Do you ever feel that your arms and legs prevent you from swimming better?
After all, lack of knowledge clearly is not the factor that's holding you back. You're already familiar with the various elements of proper freestyle technique: floating high in the water, rotating from the hips, pulling with a "big paddle" and the rest. You have a very clear mental vision of what your body should do.
During workouts, your brain commands your arms and legs to move just like Michael Phelps's limbs do when he swims freestyle, but the muscles do not (or cannot) obey. If only you could get rid of your body and swim in your mind with the perfect technique you picture and intend there.
Actually, to some degree, your limbs really do get in the way of improving your swimming, and you can in fact refine your freestyle technique by practicing without your arms and legs. What makes this possible is the fact that the motor programs stored in your brain and activated to control your freestyle stroke are far more malleable than your muscles, which execute these programs.
In other words, your brain's motor centers can imagine and intend alternative ways of swimming far more easily than your muscles can adjust their movements. Thus, by temporarily replacing your real muscles with imaginary ones—that is, by visualizing yourself swimming—you can practice alternative techniques with greater freedom and make it easier to get your muscles to do what you want them to do when you return to the pool.
Your freestyle swim stroke—like every other motor skill—is produced through two-way communication between your brain and your muscles. The motor centers of your brain store programs for your freestyle stroke that were developed through previous practice.

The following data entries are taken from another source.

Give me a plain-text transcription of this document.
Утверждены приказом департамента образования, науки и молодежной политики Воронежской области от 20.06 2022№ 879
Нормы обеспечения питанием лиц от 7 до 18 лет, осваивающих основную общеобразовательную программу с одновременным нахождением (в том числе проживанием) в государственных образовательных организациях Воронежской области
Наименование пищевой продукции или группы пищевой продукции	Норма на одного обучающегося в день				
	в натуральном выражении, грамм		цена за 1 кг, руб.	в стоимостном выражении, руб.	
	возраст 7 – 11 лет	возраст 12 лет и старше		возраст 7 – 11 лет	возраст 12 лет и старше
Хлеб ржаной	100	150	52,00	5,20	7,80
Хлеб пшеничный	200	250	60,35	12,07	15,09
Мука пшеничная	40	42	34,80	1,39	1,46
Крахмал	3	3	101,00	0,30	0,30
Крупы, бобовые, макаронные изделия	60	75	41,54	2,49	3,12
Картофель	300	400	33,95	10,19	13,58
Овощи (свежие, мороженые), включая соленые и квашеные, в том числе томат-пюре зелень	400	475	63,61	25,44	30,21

When you decide to begin swimming, your brain selects the appropriate programs and executes them by sending electrical signals to the muscles, causing them to move in the programmed pattern. As you swim, your muscles send a constant stream of sensory feedback to your brain, providing data that enables your brain to refine and adjust the stroke.
It's this sensory feedback, or the feel of your muscle movements, that constrains your ability to fiddle with your stroke in ways that make it more efficient and powerful. When you practice your swimming through visualization, you replace real sensory feedback from the muscles with images of correct technique that you have captured by studying photographs and instructional videos and by watching better swimmers at the pool.
Armed with this data, you can easily see and feel yourself swimming with better technique while lying in bed with your eyes closed. When you imagine yourself moving, you activate the very same neurons (brain cells) that become active when you actually move. Frequent mental practice causes these patterns of neural activity to consolidate into newer, better motor programs for swimming.
When you return to the pool you can draw on these new programs. With your muscles factored back into the equation, you won't find it quite as easy to swim like Michael Phelps as you did in your bed, but it will be decidedly easier than it would have been if you had not used visualization.
Most athletes are unaware of just how much control the brain has over athletic movement. Your brain is the puppet master; your muscles are mere puppets. In fact, they are totally replaceable. By implanting electrodes inside the brain's motor centers, medical engineers have enabled quadriplegics to play video games with their thoughts.